When there is a return to normality, corporate America will find itself in an even more leveraged position than the already highly leveraged position it was pre Covid19, which means that the rebound in equity and tightening of credit spreads will make these assets even more highly “valued”.


The misallocation of capital during the Japanese evergreening years had some very important consequences on growth and inflation, which are very well documented in various research papers (see BIS, NBER etc). The potential transfer of credit risk from the private to public sector through the government backstopping of bank loans, as well as the risk of good money being lent to bad, opens up Central Banks to the accusation that they will be carrying out an equivalent Evergreening of corporate debt as well as a not stemming the misallocation of capital that has allowed the rise of zombification, not only of negative but positive cashflow companies. I cannot think of anything more opposed to the doctrine of “Creative Destruction” laid out by Joseph Schumpter.


MARKET IMPLICATIONS


My core views remain that interest rates will remain “lower for longer”, supported by QE that will suppress real rates. For the time being, recent CB policy and statements don’t threaten that view, nor does the economic data being released. If anything, potential private and public sector debt increases cement that view.


The same goes for Gold – more CB intervention and support, necessitating a further increase of money supply above and beyond what the market expects, should support the value of precious metals. The significant decline in oil prices should finally allow the relative cheap miners to start outperforming gold – energy is a significant cost to gold extraction. The ratio of gold miners to gold is currently very depressed - chart below – finally there seems to be some miner outperformer (the ratio momentum has resumed its uptrend).

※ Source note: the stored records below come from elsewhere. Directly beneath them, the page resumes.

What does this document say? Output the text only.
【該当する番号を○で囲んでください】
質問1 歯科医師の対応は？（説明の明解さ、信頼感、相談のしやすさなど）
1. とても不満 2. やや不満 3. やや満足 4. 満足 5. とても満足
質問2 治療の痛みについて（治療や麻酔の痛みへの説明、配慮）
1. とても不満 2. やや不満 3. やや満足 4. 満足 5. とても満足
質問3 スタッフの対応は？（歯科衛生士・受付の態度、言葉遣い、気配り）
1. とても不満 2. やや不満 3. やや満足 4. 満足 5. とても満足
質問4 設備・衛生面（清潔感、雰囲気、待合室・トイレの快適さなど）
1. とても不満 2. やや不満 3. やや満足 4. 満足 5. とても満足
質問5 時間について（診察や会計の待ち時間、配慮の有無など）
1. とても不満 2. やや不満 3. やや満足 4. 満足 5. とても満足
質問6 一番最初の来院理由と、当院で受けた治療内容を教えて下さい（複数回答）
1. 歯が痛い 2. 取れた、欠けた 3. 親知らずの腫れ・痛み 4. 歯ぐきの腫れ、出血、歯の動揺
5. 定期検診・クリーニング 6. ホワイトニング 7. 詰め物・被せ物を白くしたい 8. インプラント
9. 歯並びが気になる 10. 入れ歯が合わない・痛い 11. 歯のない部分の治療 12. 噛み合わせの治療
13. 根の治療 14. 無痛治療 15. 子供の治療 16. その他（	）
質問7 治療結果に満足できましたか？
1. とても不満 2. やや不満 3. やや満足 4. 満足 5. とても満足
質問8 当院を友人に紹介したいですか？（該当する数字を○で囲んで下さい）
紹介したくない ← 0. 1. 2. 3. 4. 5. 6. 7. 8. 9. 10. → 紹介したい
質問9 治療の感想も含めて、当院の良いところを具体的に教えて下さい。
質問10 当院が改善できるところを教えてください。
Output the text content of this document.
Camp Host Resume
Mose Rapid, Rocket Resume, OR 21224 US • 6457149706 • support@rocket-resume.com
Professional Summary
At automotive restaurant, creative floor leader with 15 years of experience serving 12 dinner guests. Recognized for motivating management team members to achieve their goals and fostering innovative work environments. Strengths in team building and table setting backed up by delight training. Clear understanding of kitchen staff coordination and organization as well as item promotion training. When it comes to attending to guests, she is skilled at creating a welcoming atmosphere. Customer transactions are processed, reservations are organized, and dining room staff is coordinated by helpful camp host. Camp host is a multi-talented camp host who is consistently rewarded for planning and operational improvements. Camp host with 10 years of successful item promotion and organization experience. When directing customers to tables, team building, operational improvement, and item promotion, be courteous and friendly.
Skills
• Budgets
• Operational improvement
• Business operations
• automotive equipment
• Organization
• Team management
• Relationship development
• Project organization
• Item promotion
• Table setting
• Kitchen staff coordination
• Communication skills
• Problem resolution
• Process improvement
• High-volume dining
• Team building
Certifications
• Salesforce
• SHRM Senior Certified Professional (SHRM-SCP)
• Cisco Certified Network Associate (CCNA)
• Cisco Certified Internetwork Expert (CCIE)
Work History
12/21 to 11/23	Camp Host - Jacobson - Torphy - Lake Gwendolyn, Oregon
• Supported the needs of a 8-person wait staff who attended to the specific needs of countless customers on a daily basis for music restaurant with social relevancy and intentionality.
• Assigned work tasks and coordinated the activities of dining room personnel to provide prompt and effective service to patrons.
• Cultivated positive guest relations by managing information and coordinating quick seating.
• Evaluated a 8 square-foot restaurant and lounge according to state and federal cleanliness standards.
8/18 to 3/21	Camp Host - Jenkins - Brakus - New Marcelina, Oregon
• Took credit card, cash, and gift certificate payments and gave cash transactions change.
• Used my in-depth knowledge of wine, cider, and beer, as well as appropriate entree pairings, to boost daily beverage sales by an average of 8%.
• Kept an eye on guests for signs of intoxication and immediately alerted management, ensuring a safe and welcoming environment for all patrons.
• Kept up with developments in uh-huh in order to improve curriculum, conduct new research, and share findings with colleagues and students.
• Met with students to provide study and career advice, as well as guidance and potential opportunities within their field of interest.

Equity and Credit markets remain a play on believing in


  • Continued government intervention to support credit.

  • Central bank intervention to support government financing.

  • Credit markets remaining functional to allow refinancing of leveraged balance sheets.


This is a form of Central Bank Evergreening. Current policy supports all three of those beliefs.


The key one that could change on a dime is the third – it relies on market confidence that companies will continue to pay dividends and coupons, banks will play their part and lend as expected by governments, and that governments will not extract conditions for support which are to the detriment of equity and bond holders (e.g. higher taxation, regulation).


Risk reward seems low given current valuations, but the same could be said over the last 4 years when both asset classes have performed exceedingly well.